Contrariamente a quanto si aspettava Soros, Wall Street ha salutato il risultato elettorale con un prolungato rialzo, il Dow Jones ha guadagnato circa il 9% dall’8 novembre. Anche se per la verità il boom di Borsa si sta afflosciando da qualche giorno, e la mitica quota 20.000 punti del Dow Jones ancora non è stata raggiunta, nel frattempo la maxi-perdita di Soros si è materializzata. Un “buco” da un miliardo è pesante anche per lui, benché sia uno degli uomini più ricchi d’America (a quota 25 miliardi di dollari, il suo patrimonio ne fa uno dei primi 30 Paperoni mondiali) e si aggiunge al fatto che Soros aveva sostenuto Hillary Clinton, anche con il portafoglio.
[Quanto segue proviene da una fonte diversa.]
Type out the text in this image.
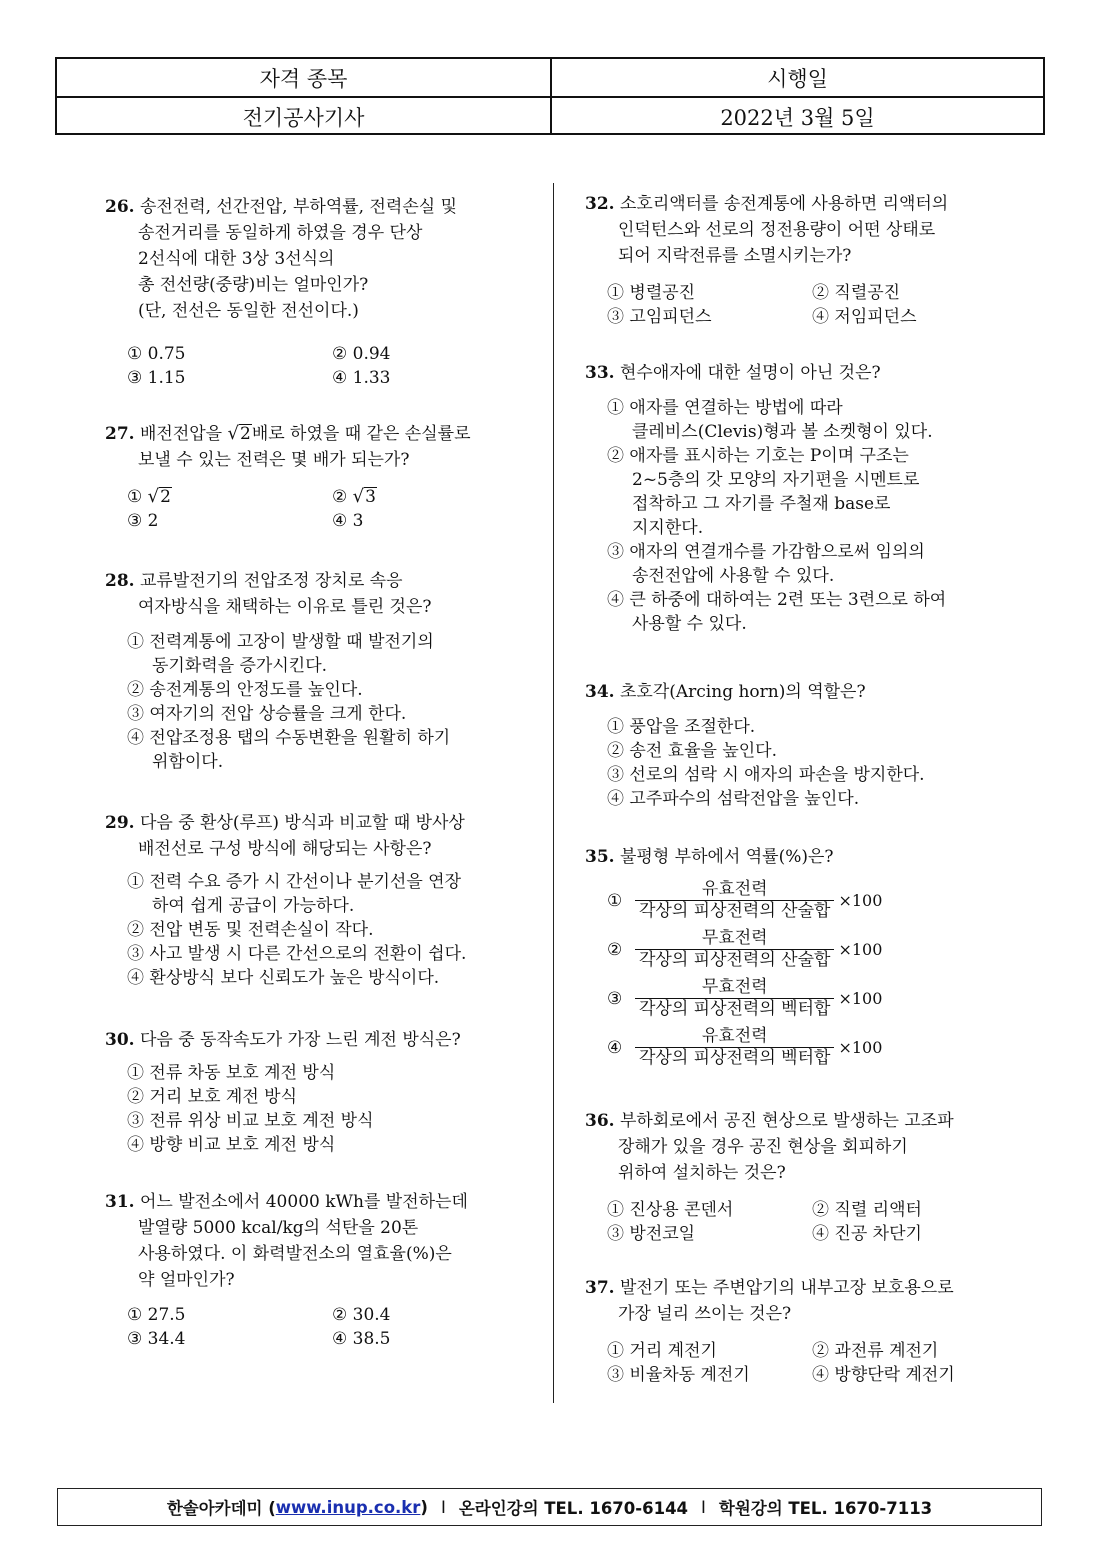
자격 종목	시행일
전기공사기사	2022년 3월 5일
26. 송전전력, 선간전압, 부하역률, 전력손실 및
송전거리를 동일하게 하였을 경우 단상
2선식에 대한 3상 3선식의
총 전선량(중량)비는 얼마인가?
(단, 전선은 동일한 전선이다.)
① 0.75	② 0.94
③ 1.15	④ 1.33
27. 배전전압을 √ 2 배로 하였을 때 같은 손실률로
보낼 수 있는 전력은 몇 배가 되는가?
① √ 2	② √ 3
③ 2	④ 3
28. 교류발전기의 전압조정 장치로 속응
여자방식을 채택하는 이유로 틀린 것은?
① 전력계통에 고장이 발생할 때 발전기의
동기화력을 증가시킨다.
② 송전계통의 안정도를 높인다.
③ 여자기의 전압 상승률을 크게 한다.
④ 전압조정용 탭의 수동변환을 원활히 하기
위함이다.
29. 다음 중 환상(루프) 방식과 비교할 때 방사상
배전선로 구성 방식에 해당되는 사항은?
① 전력 수요 증가 시 간선이나 분기선을 연장
하여 쉽게 공급이 가능하다.
② 전압 변동 및 전력손실이 작다.
③ 사고 발생 시 다른 간선으로의 전환이 쉽다.
④ 환상방식 보다 신뢰도가 높은 방식이다.
30. 다음 중 동작속도가 가장 느린 계전 방식은?
① 전류 차동 보호 계전 방식
② 거리 보호 계전 방식
③ 전류 위상 비교 보호 계전 방식
④ 방향 비교 보호 계전 방식
31. 어느 발전소에서 40000 kWh를 발전하는데
발열량 5000 kcal/kg의 석탄을 20톤
사용하였다. 이 화력발전소의 열효율(%)은
약 얼마인가?
① 27.5	② 30.4
③ 34.4	④ 38.5
32. 소호리액터를 송전계통에 사용하면 리액터의
인덕턴스와 선로의 정전용량이 어떤 상태로
되어 지락전류를 소멸시키는가?
① 병렬공진	② 직렬공진
③ 고임피던스	④ 저임피던스
33. 현수애자에 대한 설명이 아닌 것은?
① 애자를 연결하는 방법에 따라
클레비스(Clevis)형과 볼 소켓형이 있다.
② 애자를 표시하는 기호는 P이며 구조는
2~5층의 갓 모양의 자기편을 시멘트로
접착하고 그 자기를 주철재 base로
지지한다.
③ 애자의 연결개수를 가감함으로써 임의의
송전전압에 사용할 수 있다.
④ 큰 하중에 대하여는 2련 또는 3련으로 하여
사용할 수 있다.
34. 초호각(Arcing horn)의 역할은?
① 풍압을 조절한다.
② 송전 효율을 높인다.
③ 선로의 섬락 시 애자의 파손을 방지한다.
④ 고주파수의 섬락전압을 높인다.
35. 불평형 부하에서 역률(%)은?
① $\frac{\text{유효전력}}{\text{각상의 피상전력의 산술합}} \times 100$
② $\frac{\text{무효전력}}{\text{각상의 피상전력의 산술합}} \times 100$
③ $\frac{\text{무효전력}}{\text{각상의 피상전력의 벡터합}} \times 100$
④ $\frac{\text{유효전력}}{\text{각상의 피상전력의 벡터합}} \times 100$
36. 부하회로에서 공진 현상으로 발생하는 고조파
장해가 있을 경우 공진 현상을 회피하기
위하여 설치하는 것은?
① 진상용 콘덴서	② 직렬 리액터
③ 방전코일	④ 진공 차단기
37. 발전기 또는 주변압기의 내부고장 보호용으로
가장 널리 쓰이는 것은?
① 거리 계전기	② 과전류 계전기
③ 비율차동 계전기	④ 방향단락 계전기
한솔아카데미 ( www.inup.co.kr ) I 온라인강의 TEL. 1670-6144 I 학원강의 TEL. 1670-7113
Soros è da sempre il simbolo dei “miliardari di sinistra”, la sua fondazione filantropica sostiene diverse cause progressiste in America e all’estero: in particolare nell’Europa dell’est dove i suoi appoggi a varie “rivoluzioni arancioni” ne hanno fatto un nemico giurato di Vladimir Putin. Soros lasciò l’Ungheria da adolescente nel marzo 1944 fuggendo l’occupazione nazista. Studiò con il filosofo Karl Popper alla London University of Economics.
La sua impresa finanziaria più celebre resta un’altra speculazione ribassista: quella contro la sterlina inglese, quando lui contribuì a provocare la maxi-svalutazione del 1992. Questa volta invece Soros è stato vittima della “sindrome Brexit“: prigioniero anche lui della convinzione che le vittorie populiste affondano i mercati. Non sempre è così. O almeno non subito.